I can not reproduce your issue. I'm testing with this minimal test which works for me:
{
description: "Data is correctly parsed with chunks and duplicated headers",
expected: [{h0: 'a', h1: 'b'}, {h0: 'a', h1: 'b'}],
run: function(callback) {
var data = [];
Papa.parse('h0,h1\na,b\na,b\na,b', {
header: true,
chunkSize: 10,
chunk: function(results) {
data.push(results.data[0]);
},
complete: function() {
callback(data);
}
});
}
},
Adding it to custom tests and running the test suit works for me. Could you please provide a minimal test suite so I can fix it? Thanks
Wow - this is a bit alarming. We must always have confidence that the data integrity is preserved with this tool as it always has been - how soon can a fix be implemented?
@tfrancois Did you ever considered contributing to the maintenance of the library?
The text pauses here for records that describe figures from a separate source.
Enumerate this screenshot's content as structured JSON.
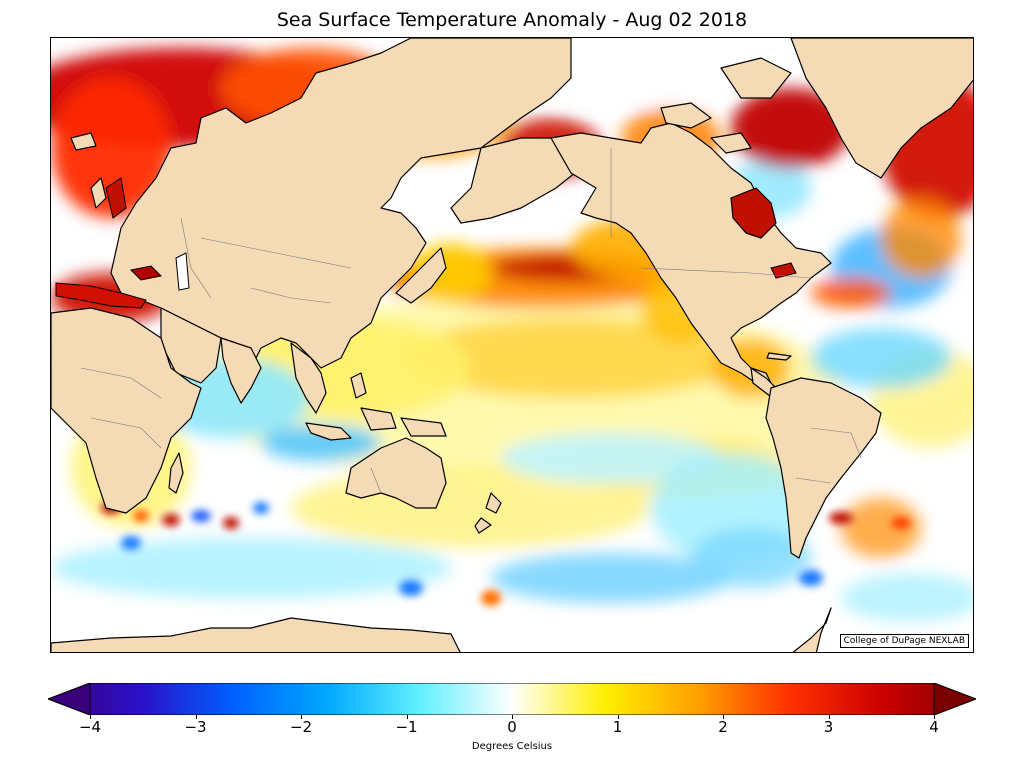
{
  "title": "Sea Surface Temperature Anomaly - Aug 02 2018",
  "credit": "College of DuPage NEXLAB",
  "colorbar": {
    "label": "Degrees Celsius",
    "min": -4,
    "max": 4,
    "ticks": [
      "−4",
      "−3",
      "−2",
      "−1",
      "0",
      "1",
      "2",
      "3",
      "4"
    ],
    "tick_values": [
      -4,
      -3,
      -2,
      -1,
      0,
      1,
      2,
      3,
      4
    ],
    "colors": [
      "#3a007a",
      "#2a10c8",
      "#0060ff",
      "#00a8ff",
      "#60f0ff",
      "#ffffff",
      "#fff000",
      "#ffa000",
      "#ff3000",
      "#cc0000",
      "#7a0000"
    ]
  },
  "colors": {
    "land": "#f5dbb5",
    "warm_strong": "#b00000",
    "warm": "#ff8a00",
    "warm_light": "#fff26a",
    "cool": "#6fd8ff",
    "cool_strong": "#1a7bff"
  }
}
If no, please do not complain.
@pokoli I included a working example of this issue above, but here is another example using a string input instead of a read stream:
source
const Papa = require('papaparse');
let source = 'h0,h1\nabcd,abcd\nabcd,abcd\nabcd,abcd\nabcd,abcd';
let output = [];
Papa.parse(source, {
header: true,
chunkSize: 16,
chunk: (result) => {
output.push(...result.data);
}
});
console.log(source);
console.log('----------');
console.log(Papa.unparse(output));
output
h0,h1
abcd,abcd
abcd,abcd
abcd,abcd
abcd,abcd
----------
h0,h1
abcd,abcd
abcd,abcd_1
cd,abcd
abcd,abcd
You can read above in my comments for a more detailed explanation, but the principle cause of this bug is duplicate column data in a row.
@pokoli another way to reproduce this bug is to use normal.csv file from papaparse demo as an input and set a step
function like this:
let source = input.files[0] // set normal.csv using <input type="file" />
Papa.parse(source, {
header: true,
step: (results, parser) => { console.log(results.data) }
});
With 5.3.0 it will work perfectly fine, while with 5.4.0 it will append _1, _2, _3,...
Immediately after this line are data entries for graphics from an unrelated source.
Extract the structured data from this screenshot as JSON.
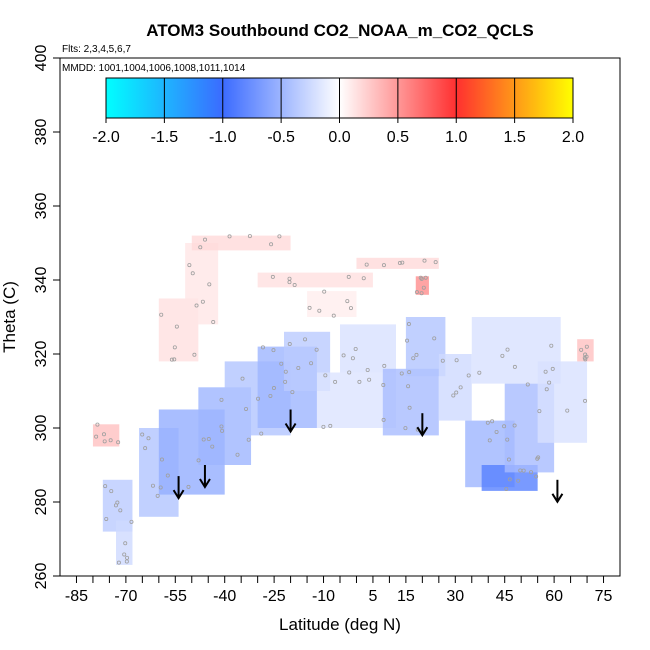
{
  "chart_data": {
    "type": "heatmap",
    "title": "ATOM3 Southbound CO2_NOAA_m_CO2_QCLS",
    "flights_label": "Flts: 2,3,4,5,6,7",
    "dates_label": "MMDD: 1001,1004,1006,1008,1011,1014",
    "xlabel": "Latitude (deg N)",
    "ylabel": "Theta (C)",
    "xlim": [
      -90,
      80
    ],
    "ylim": [
      260,
      400
    ],
    "x_ticks": [
      -85,
      -70,
      -55,
      -40,
      -25,
      -10,
      5,
      15,
      30,
      45,
      60,
      75
    ],
    "x_tick_labels": [
      "-85",
      "-70",
      "-55",
      "-40",
      "-25",
      "-10",
      "5",
      "15",
      "30",
      "45",
      "60",
      "75"
    ],
    "x_minor_ticks": [
      -80,
      -75,
      -65,
      -60,
      -50,
      -45,
      -35,
      -30,
      -20,
      -15,
      -5,
      0,
      10,
      20,
      25,
      35,
      40,
      50,
      55,
      65,
      70
    ],
    "y_ticks": [
      260,
      280,
      300,
      320,
      340,
      360,
      380,
      400
    ],
    "y_tick_labels": [
      "260",
      "280",
      "300",
      "320",
      "340",
      "360",
      "380",
      "400"
    ],
    "colorbar": {
      "min": -2.0,
      "max": 2.0,
      "ticks": [
        -2.0,
        -1.5,
        -1.0,
        -0.5,
        0.0,
        0.5,
        1.0,
        1.5,
        2.0
      ],
      "tick_labels": [
        "-2.0",
        "-1.5",
        "-1.0",
        "-0.5",
        "0.0",
        "0.5",
        "1.0",
        "1.5",
        "2.0"
      ],
      "colors": [
        "#00ffff",
        "#3b6bff",
        "#ffffff",
        "#ff3030",
        "#ffff00"
      ]
    },
    "arrows": [
      {
        "lat": -54,
        "theta": 287
      },
      {
        "lat": -46,
        "theta": 290
      },
      {
        "lat": -20,
        "theta": 305
      },
      {
        "lat": 20,
        "theta": 304
      },
      {
        "lat": 61,
        "theta": 286
      }
    ],
    "regions": [
      {
        "lat": [
          -77,
          -68
        ],
        "theta": [
          272,
          286
        ],
        "value": -0.35
      },
      {
        "lat": [
          -73,
          -68
        ],
        "theta": [
          263,
          275
        ],
        "value": -0.25
      },
      {
        "lat": [
          -80,
          -72
        ],
        "theta": [
          295,
          301
        ],
        "value": 0.3
      },
      {
        "lat": [
          -66,
          -54
        ],
        "theta": [
          276,
          300
        ],
        "value": -0.4
      },
      {
        "lat": [
          -60,
          -40
        ],
        "theta": [
          282,
          305
        ],
        "value": -0.55
      },
      {
        "lat": [
          -48,
          -32
        ],
        "theta": [
          290,
          311
        ],
        "value": -0.5
      },
      {
        "lat": [
          -40,
          -20
        ],
        "theta": [
          298,
          318
        ],
        "value": -0.4
      },
      {
        "lat": [
          -30,
          -12
        ],
        "theta": [
          300,
          322
        ],
        "value": -0.5
      },
      {
        "lat": [
          -22,
          -8
        ],
        "theta": [
          310,
          326
        ],
        "value": -0.35
      },
      {
        "lat": [
          -12,
          12
        ],
        "theta": [
          300,
          315
        ],
        "value": -0.18
      },
      {
        "lat": [
          -5,
          12
        ],
        "theta": [
          315,
          328
        ],
        "value": -0.2
      },
      {
        "lat": [
          8,
          25
        ],
        "theta": [
          298,
          316
        ],
        "value": -0.45
      },
      {
        "lat": [
          15,
          27
        ],
        "theta": [
          314,
          330
        ],
        "value": -0.4
      },
      {
        "lat": [
          25,
          35
        ],
        "theta": [
          302,
          320
        ],
        "value": -0.25
      },
      {
        "lat": [
          33,
          48
        ],
        "theta": [
          284,
          302
        ],
        "value": -0.5
      },
      {
        "lat": [
          38,
          55
        ],
        "theta": [
          283,
          290
        ],
        "value": -0.85
      },
      {
        "lat": [
          45,
          60
        ],
        "theta": [
          288,
          312
        ],
        "value": -0.45
      },
      {
        "lat": [
          55,
          70
        ],
        "theta": [
          296,
          318
        ],
        "value": -0.2
      },
      {
        "lat": [
          35,
          62
        ],
        "theta": [
          312,
          330
        ],
        "value": -0.2
      },
      {
        "lat": [
          -60,
          -48
        ],
        "theta": [
          318,
          335
        ],
        "value": 0.15
      },
      {
        "lat": [
          -52,
          -42
        ],
        "theta": [
          328,
          350
        ],
        "value": 0.12
      },
      {
        "lat": [
          -50,
          -20
        ],
        "theta": [
          348,
          352
        ],
        "value": 0.18
      },
      {
        "lat": [
          -30,
          5
        ],
        "theta": [
          338,
          342
        ],
        "value": 0.15
      },
      {
        "lat": [
          0,
          25
        ],
        "theta": [
          343,
          346
        ],
        "value": 0.18
      },
      {
        "lat": [
          18,
          22
        ],
        "theta": [
          336,
          341
        ],
        "value": 0.55
      },
      {
        "lat": [
          -15,
          0
        ],
        "theta": [
          330,
          337
        ],
        "value": 0.08
      },
      {
        "lat": [
          67,
          72
        ],
        "theta": [
          318,
          324
        ],
        "value": 0.3
      }
    ]
  }
}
to duplicate values in every row (not just headers).
@pokoli also your test data in comment above is completely incorrect for this case, it should be 'h0,h1\na,a\nb,b\nc,c'
with expected values being [{h0: 'a', h1: 'a'}, {h0: 'b', h1: 'b'}, {h0: 'c', h1: 'c'}]
, while actual values in 5.4.0 will be [{h0: 'a', h1: 'a_1'}, {h0: 'b', h1: 'b_1'}, {h0: 'c', h1: 'c_1'}]
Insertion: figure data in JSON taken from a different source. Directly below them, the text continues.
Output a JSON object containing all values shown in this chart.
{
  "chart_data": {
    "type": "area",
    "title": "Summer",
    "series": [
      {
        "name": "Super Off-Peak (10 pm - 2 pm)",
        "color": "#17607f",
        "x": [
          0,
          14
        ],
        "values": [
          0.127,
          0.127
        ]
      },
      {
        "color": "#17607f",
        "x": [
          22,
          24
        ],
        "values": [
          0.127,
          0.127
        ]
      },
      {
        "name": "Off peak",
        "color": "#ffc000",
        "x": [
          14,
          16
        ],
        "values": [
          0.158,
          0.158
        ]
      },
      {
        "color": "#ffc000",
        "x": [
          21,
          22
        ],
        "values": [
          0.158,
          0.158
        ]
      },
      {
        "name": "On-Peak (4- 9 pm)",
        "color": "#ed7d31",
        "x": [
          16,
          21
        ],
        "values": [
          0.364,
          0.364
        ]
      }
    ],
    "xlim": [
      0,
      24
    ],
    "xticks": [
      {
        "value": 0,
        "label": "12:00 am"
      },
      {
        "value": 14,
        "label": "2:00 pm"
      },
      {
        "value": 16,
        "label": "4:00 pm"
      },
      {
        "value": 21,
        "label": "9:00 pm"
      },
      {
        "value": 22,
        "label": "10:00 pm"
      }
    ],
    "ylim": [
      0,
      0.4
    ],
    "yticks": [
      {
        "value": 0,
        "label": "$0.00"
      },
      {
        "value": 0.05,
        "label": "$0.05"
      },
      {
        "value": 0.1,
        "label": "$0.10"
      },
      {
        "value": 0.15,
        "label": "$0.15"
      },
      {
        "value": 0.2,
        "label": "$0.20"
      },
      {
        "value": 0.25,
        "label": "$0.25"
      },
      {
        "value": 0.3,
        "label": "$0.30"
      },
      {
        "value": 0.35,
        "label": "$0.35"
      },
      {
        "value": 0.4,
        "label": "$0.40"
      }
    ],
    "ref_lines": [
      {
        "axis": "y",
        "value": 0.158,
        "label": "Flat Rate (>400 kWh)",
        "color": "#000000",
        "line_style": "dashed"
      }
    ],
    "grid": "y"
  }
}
which is not what user would expect to get.
So... it looks like this issue should be reopened 😉
@speqtr thanks to your valuable input I managed to reproduce the issue and I uploaded a fix.
Can somebody test on master branch with a named file to ensure everything works so I can publish a new release containing the fix? Thanks in advance
@pokoli That fix will not work for the other effect of this bug (see my second comment in this issue). By appending to the input string (in the case of duplicate headers), the partial chunk string index becomes misaligned:
source
const Papa = require('papaparse');
let source = 'h0,h1,h1\nabcd,abcd,abcd';
let output = [];
Papa.parse(source, {
header: true,
chunkSize: 8,
chunk: (result) => {
output.push(...result.data);
}
});
console.log(source);
console.log('----------');
console.log(Papa.unparse(output));
output
h0,h1,h1
abcd,abcd,abcd
----------
h0,h1,h1_1
cd,abcd,abcd
Notice the first two characters of the line after the header have been lost.
@pokoli please provide a working example. Otherwise I can not reporduce nor fix it. Thanks
@pokoli A full working example of this issue is in my previous comment, and an explanation of why this is occurring (with relevant source) is at the top of this thread.
When reading a stream, the following code is executed on each chunk:
This is taking the first data row of each chunk (when in header mode) and deduping it as if it was a header. This corrupts the data.